United Phosphorous
One-year beta 0.78
Institutional holding 55.61%
Current dividend yield 1.0%
Current P/E 13.5
Current m-cap Rs 6555.9 cr
Current market price Rs 149.15
United Phosphorous (UPL), with its wide product portfolio and worldwide presence, appears well placed to benefit from a boom in agriculture over the next few years. Long-term investors should consider including this evergreen stock to their portfolio.
Business:
Incorporated in 1969, United Phosphorous today is among top five generic agrochemicals manufacturers in the world. It has 23 manufacturing sites (nine in India, four in France, two in Spain, one each in UK, Vietnam, Argentina, Netherlands, Italy, Colombia and China) with a customer base spread across 86 countries. The company manufactures a wide spectrum of generic agrochemicals and specialty chemicals.
During FY09, the company derived 22% of its sales from North America, 21% from India, 32% from Europe and 25% from other countries, with all the regions reporting double-digit growth.
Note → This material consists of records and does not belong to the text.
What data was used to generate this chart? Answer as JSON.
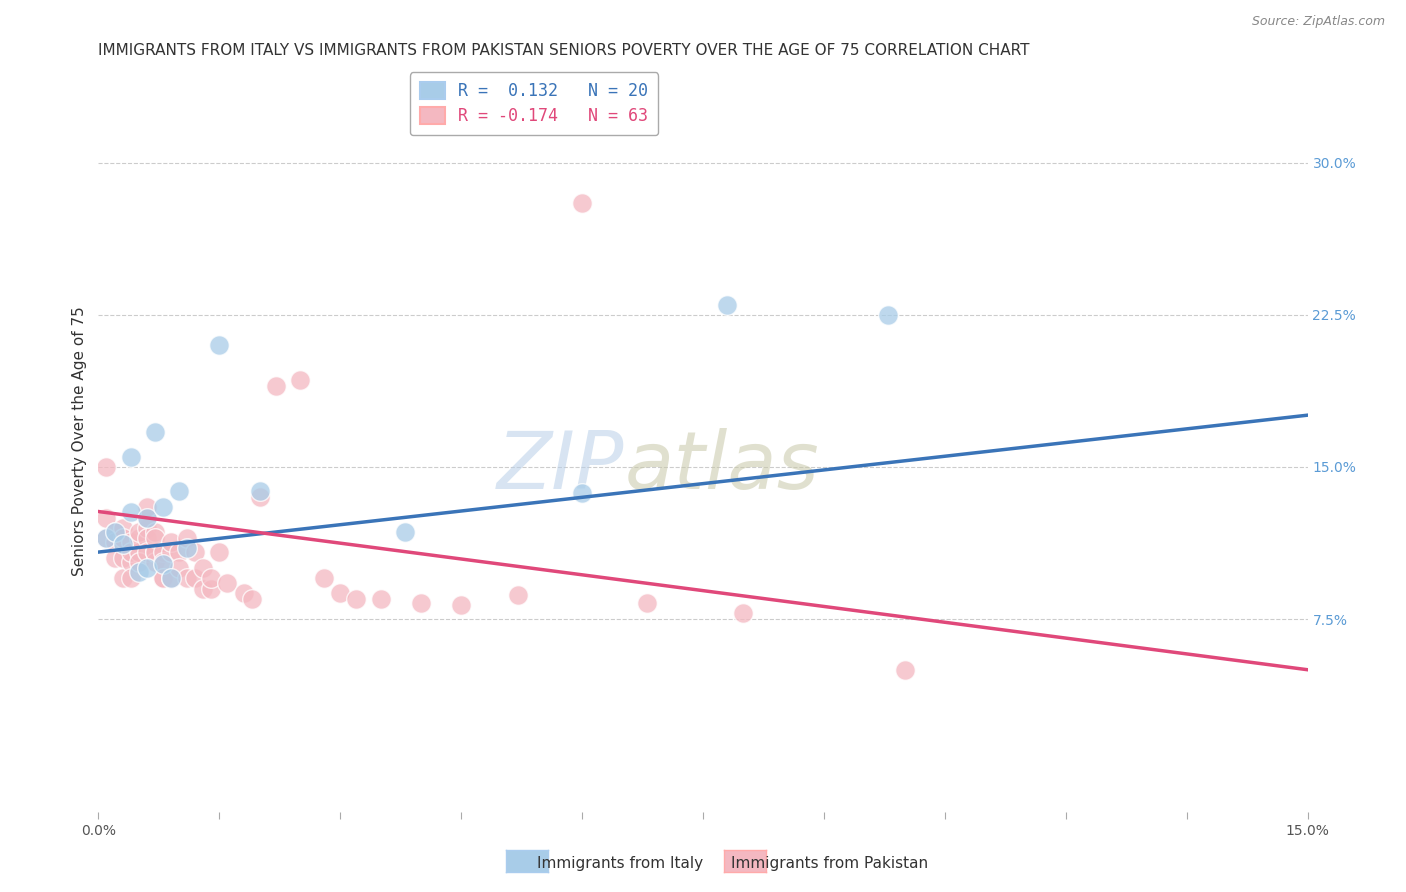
{
  "title": "IMMIGRANTS FROM ITALY VS IMMIGRANTS FROM PAKISTAN SENIORS POVERTY OVER THE AGE OF 75 CORRELATION CHART",
  "source": "Source: ZipAtlas.com",
  "xlabel_italy": "Immigrants from Italy",
  "xlabel_pakistan": "Immigrants from Pakistan",
  "ylabel": "Seniors Poverty Over the Age of 75",
  "xlim": [
    0.0,
    0.15
  ],
  "ylim": [
    -0.02,
    0.345
  ],
  "ytick_right": [
    0.075,
    0.15,
    0.225,
    0.3
  ],
  "ytick_right_labels": [
    "7.5%",
    "15.0%",
    "22.5%",
    "30.0%"
  ],
  "italy_color": "#a8cce8",
  "pakistan_color": "#f4b8c1",
  "italy_line_color": "#3a74b8",
  "pakistan_line_color": "#e0487a",
  "legend_R_italy": "R =  0.132   N = 20",
  "legend_R_pakistan": "R = -0.174   N = 63",
  "watermark_zip": "ZIP",
  "watermark_atlas": "atlas",
  "italy_x": [
    0.001,
    0.002,
    0.003,
    0.004,
    0.004,
    0.005,
    0.006,
    0.006,
    0.007,
    0.008,
    0.008,
    0.009,
    0.01,
    0.011,
    0.015,
    0.02,
    0.038,
    0.06,
    0.078,
    0.098
  ],
  "italy_y": [
    0.115,
    0.118,
    0.112,
    0.128,
    0.155,
    0.098,
    0.125,
    0.1,
    0.167,
    0.13,
    0.102,
    0.095,
    0.138,
    0.11,
    0.21,
    0.138,
    0.118,
    0.137,
    0.23,
    0.225
  ],
  "pakistan_x": [
    0.001,
    0.001,
    0.001,
    0.002,
    0.002,
    0.002,
    0.003,
    0.003,
    0.003,
    0.003,
    0.004,
    0.004,
    0.004,
    0.004,
    0.005,
    0.005,
    0.005,
    0.005,
    0.006,
    0.006,
    0.006,
    0.006,
    0.006,
    0.007,
    0.007,
    0.007,
    0.007,
    0.007,
    0.008,
    0.008,
    0.008,
    0.008,
    0.009,
    0.009,
    0.009,
    0.01,
    0.01,
    0.011,
    0.011,
    0.012,
    0.012,
    0.013,
    0.013,
    0.014,
    0.014,
    0.015,
    0.016,
    0.018,
    0.019,
    0.02,
    0.022,
    0.025,
    0.028,
    0.03,
    0.032,
    0.035,
    0.04,
    0.045,
    0.052,
    0.06,
    0.068,
    0.08,
    0.1
  ],
  "pakistan_y": [
    0.115,
    0.125,
    0.15,
    0.118,
    0.113,
    0.105,
    0.12,
    0.105,
    0.115,
    0.095,
    0.113,
    0.103,
    0.108,
    0.095,
    0.108,
    0.115,
    0.103,
    0.118,
    0.12,
    0.115,
    0.108,
    0.125,
    0.13,
    0.118,
    0.108,
    0.103,
    0.108,
    0.115,
    0.095,
    0.108,
    0.103,
    0.095,
    0.108,
    0.095,
    0.113,
    0.108,
    0.1,
    0.095,
    0.115,
    0.108,
    0.095,
    0.09,
    0.1,
    0.09,
    0.095,
    0.108,
    0.093,
    0.088,
    0.085,
    0.135,
    0.19,
    0.193,
    0.095,
    0.088,
    0.085,
    0.085,
    0.083,
    0.082,
    0.087,
    0.28,
    0.083,
    0.078,
    0.05
  ],
  "title_fontsize": 11,
  "axis_label_fontsize": 11,
  "tick_fontsize": 10,
  "italy_line_slope": 0.45,
  "italy_line_intercept": 0.108,
  "pakistan_line_slope": -0.52,
  "pakistan_line_intercept": 0.128
}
It has a wide domestic and global distribution network for the sale of its products worldwide and boasts of the largest agrochemical product portfolio in India. The company carried out a series of big-ticket buyouts during FY05 and FY08 to expand its geographical reach and product portfolio.
In November 2004, it bought US-based AG Value for $36 million, followed by Spanish company Cequisa and Indian Shaw Wallace Agrochemicals in Jun 05. In Nov 05 it bought Argentinean Reposo and Dutch seed manufacturer Advanta in Feb 06. Acquisition of South African Crop Serve was followed by French company Cerexagri in Nov 06. The Argentina-based ICONA in July 07 and Colombia-based Evofarms in Feb 08 were its recent most acquisitions. UPL has also purchased various agrochemical products from a number of global leaders such as Bayer, Dow Agrosciences and Du Pont.
Growth Drivers:
After several years of aggressive inorganic growth, UPL has settled into consolidation. In FY09, the company didn’t make any significant buy-outs and is not likely to go in for one in FY10 either. At a time when the growth in demand for food has outstripped the growth in supply, the pressure on agriculture has increased to improve farm yields the world over.
Higher commodity prices have also resulted in higher liquidity in the hands of farmers, increasing their ability to invest in agriculture. This augurs well for the global agrochemicals industry, which after several years of single digit growth, witnessed over 10% of real growth in FY09. In fact, the global economic slowdown is unlikely to take a toll on agriculture.
United Phosphorous, with a wide product portfolio and expansive geographical reach, is well placed to benefit in this scenario. The company has a healthy track record of sales and profit growth, while maintaining strong operating margins over the past five years. The company has been regularly introducing new products to its various markets and has earmarked a capex of Rs 300 crore for FY10 on plant expansions and new product registrations.
Financials:
During the FY09, UPL reported a 37% spurt in its net sales to Rs 4,802 crore, out of which 8% was from rupee depreciation, 15% due to higher prices and 14% due to an increase in quantity.
The company’s borrowing in FY09 increased by Rs 504 crore to Rs 2,073 crore as on March 31, 2009 mainly due to loans given to group company Advanta, repricing of forex loans and rise in working capital. To fund its inorganic growth, the company had raised $225 million through the issue of FCCBs in FY05 and FY07. Of these, FCCBs worth $157.1 million have been converted into equity shares and $67.9 million are outstanding.
Valuation:
At the current market price of Rs 149.15, the scrip is trading at 13.5 times its earnings for the year ended March 2009. We expect the company to end FY10 with an EPS of Rs 13.1, which discounts the current price by 11.4 times. Its peers like Bayer Crop science and Rallis India are currently trading at P/E of 11-13.